The European Data Protection Supervisor (EDPS) has ordered Europol to delete the majority of personal data it has collected, claiming that most of it is from individuals “with no established link” to crime.
The EDPS informed the EU policing body on January 3 of the watchdog’s order to delete the personal data of individuals who have not been linked to criminal activity, according to a press release from the agency on Monday.
The order came after an inquiry was launched in 2019 into Europol’s data-handling policies over concerns that the multinational police force was at risk of violating the rights of European citizens.
On foot of its investigation, the EDPS chastised Europol in September 2020 for continuing to store large volumes of data with no Data Subject Categorisation.
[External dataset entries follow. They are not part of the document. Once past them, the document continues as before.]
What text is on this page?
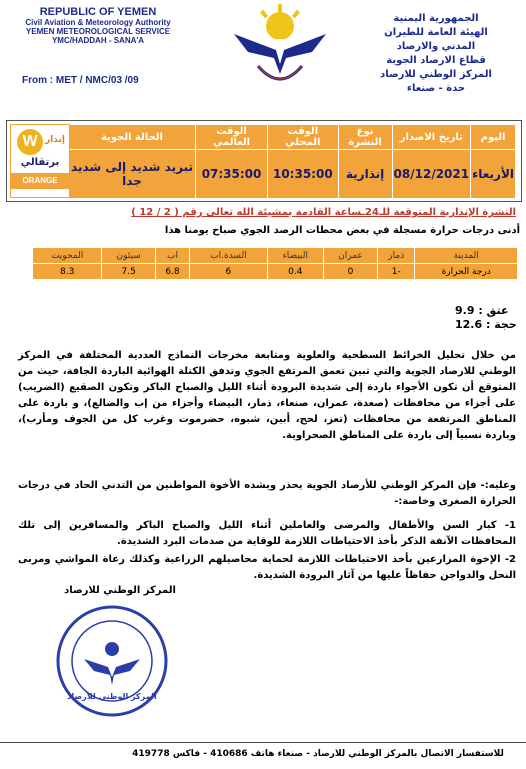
REPUBLIC OF YEMEN
Civil Aviation & Meteorology Authority
YEMEN METEOROLOGICAL SERVICE
YMC/HADDAH - SANA'A
From : MET / NMC/03 /09
الجمهورية اليمنية
الهيئة العامة للطيران المدني والارصاد
قطاع الارصاد الجوية
المركز الوطني للارصاد
حدة - صنعاء
اليوم	تاريخ الاصدار	نوع النشرة	الوقت المحلي	الوقت العالمي	الحالة الجوية
الأربعاء	08/12/2021	إنذارية	10:35:00	07:35:00	تبريد شديد إلى شديد جدا
W إنذار
برتقالي
ORANGE
النشرة الإنذارية المتوقعة للـ24ـساعة القادمة بمشيئة الله تعالى رقم ( 2 / 12 )
أدنى درجات حرارة مسجلة في بعض محطات الرصد الجوي صباح يومنا هذا
المدينة	ذمار	عمران	البيضاء	السدة.اب	اب	سيئون	المحويت
درجة الحرارة	-1	0	0.4	6	6.8	7.5	8.3
عتق : 9.9
حجة : 12.6
من خلال تحليل الخرائط السطحية والعلوية ومتابعة مخرجات النماذج العددية المختلفة في المركز الوطني للارصاد الجوية والتي تبين تعمق المرتفع الجوي وتدفق الكتلة الهوائية الباردة الجافة، حيث من المتوقع أن تكون الأجواء باردة إلى شديدة البرودة أثناء الليل والصباح الباكر وتكون الصقيع (الضريب) على أجزاء من محافظات (صعدة، عمران، صنعاء، ذمار، البيضاء وأجزاء من إب والضالع)، و باردة على المناطق المرتفعة من محافظات (تعز، لحج، أبين، شبوه، حضرموت وغرب كل من الجوف ومأرب)، وباردة نسبياً إلى باردة على المناطق الصحراوية.
وعليه:- فإن المركز الوطني للأرصاد الجوية يحذر ويشده الأخوة المواطنين من التدني الحاد في درجات الحرارة الصغرى وخاصة:-
1- كبار السن والأطفال والمرضى والعاملين أثناء الليل والصباح الباكر والمسافرين إلى تلك المحافظات الآنفة الذكر بأخذ الاحتياطات اللازمة للوقاية من صدمات البرد الشديدة.
2- الإخوة المزارعين بأخذ الاحتياطات اللازمة لحماية محاصيلهم الزراعية وكذلك رعاة المواشي ومربى النحل والدواجن حفاظاً عليها من آثار البرودة الشديدة.
المركز الوطني للارصاد
المركز الوطني للأرصاد
للاستفسار الاتصال بالمركز الوطني للارصاد - صنعاء هاتف 410686 - فاكس 419778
Since then, Europol has been accused by the data protection agency of not complying with requests to define the data under existing regulations and of keeping information for longer than justified.
“Europol has dealt with several of the data protection risks identified in the EDPS’ initial inquiry,” European Data Protection Supervisor Wojciech Wiewiórowski said. “However, there has been no significant progress to address the core concern that Europol continually stores personal data about individuals when it has not established that the processing complies with the limits laid down in the Europol Regulation.”
The January 3 order gives Europol 12 months to comply with the deletion request, erasing any information not placed into Data Subject Categories and removing personal data not related to a crime or criminal activity.
In response to the concerns raised by the EDPS, Europol said it was working with the agency “to find a balance between keeping the EU secure and its citizens safe while adhering to the highest standards of data protection.”